Thursday, August 5, 2010

Pink Sheets

The number of patients on the ward these days can be counted on one hand. However, there are hundreds of pink sheets that remain. Every patient that is seen, there is a pink sheet that tells us each their story. Their name, contact information, basic assessment is written down on arrival to the ship. It is placed in the patients’ chart and this is what the nurses look at to find the surgeon’s diagnoses and plan for surgery. However, these pink, yellow, and green sheets that remain are patients we could not help this outreach. All are placed in a file cabinet in the OR office waiting to be pulled when we have a cancellation or the right doctor to help. The final surgeries were done on Thursday and we still have a stack of pink sheets left. Like any hospital document it has to be shredded, but first we needed to pray.

We cleared the recovery room and laid out each pink sheet representing a person that came to us for help, but surgery would not be their answer.
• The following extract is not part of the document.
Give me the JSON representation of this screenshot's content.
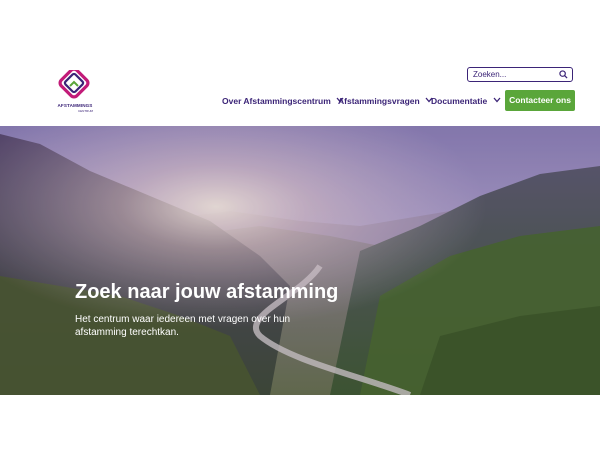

I walked among the covered stretchers along with other crew and read stories of people I never met, but were in need of my prayers. There was Dantote and Dola that were placed on the max-fax waiting list. Gloria, David, Esther, and Emmanuel all had yellow sheets from orthopedic screening. I lifted up praises for them because written on the sheet was “too good for surgery”. They all are babies with the beginning signs for bowed legs, but with the right nutrients it may be reversed. There were ones that broke my heart when I read of cancer on Kadjo’s pink sheet and HIV on others. I picked up a green sheet and noticed my handwriting below from general screening. I had met Akoele for a brief minute in hopes of being able to provide surgery for her large goiter, but now I sat there praying for healing in another way. Bamafou and Koko were waiting at home for a phone call to tell them to come to the ship, but we no more surgery slots- I prayed for peace that surpasses all understanding. As I placed each of the pink sheets in the “Prayed for” bin, the piles still on the stretchers were overwhelming to the few us left. This is when we agreed to keep praying until every name has been read. Will you pray along with us? I will find a pink sheet that has a story of someone that needs your prayers for hope and healing.

3 comments:

sara said...

I would be honored to pray!!!

Crystal said...

let us pray!


p.s. love the new background!

Sarah said...

I would be honored as well.

:)

The views expressed here are solely mine and are not the opinion of AWC/Mercy Ships.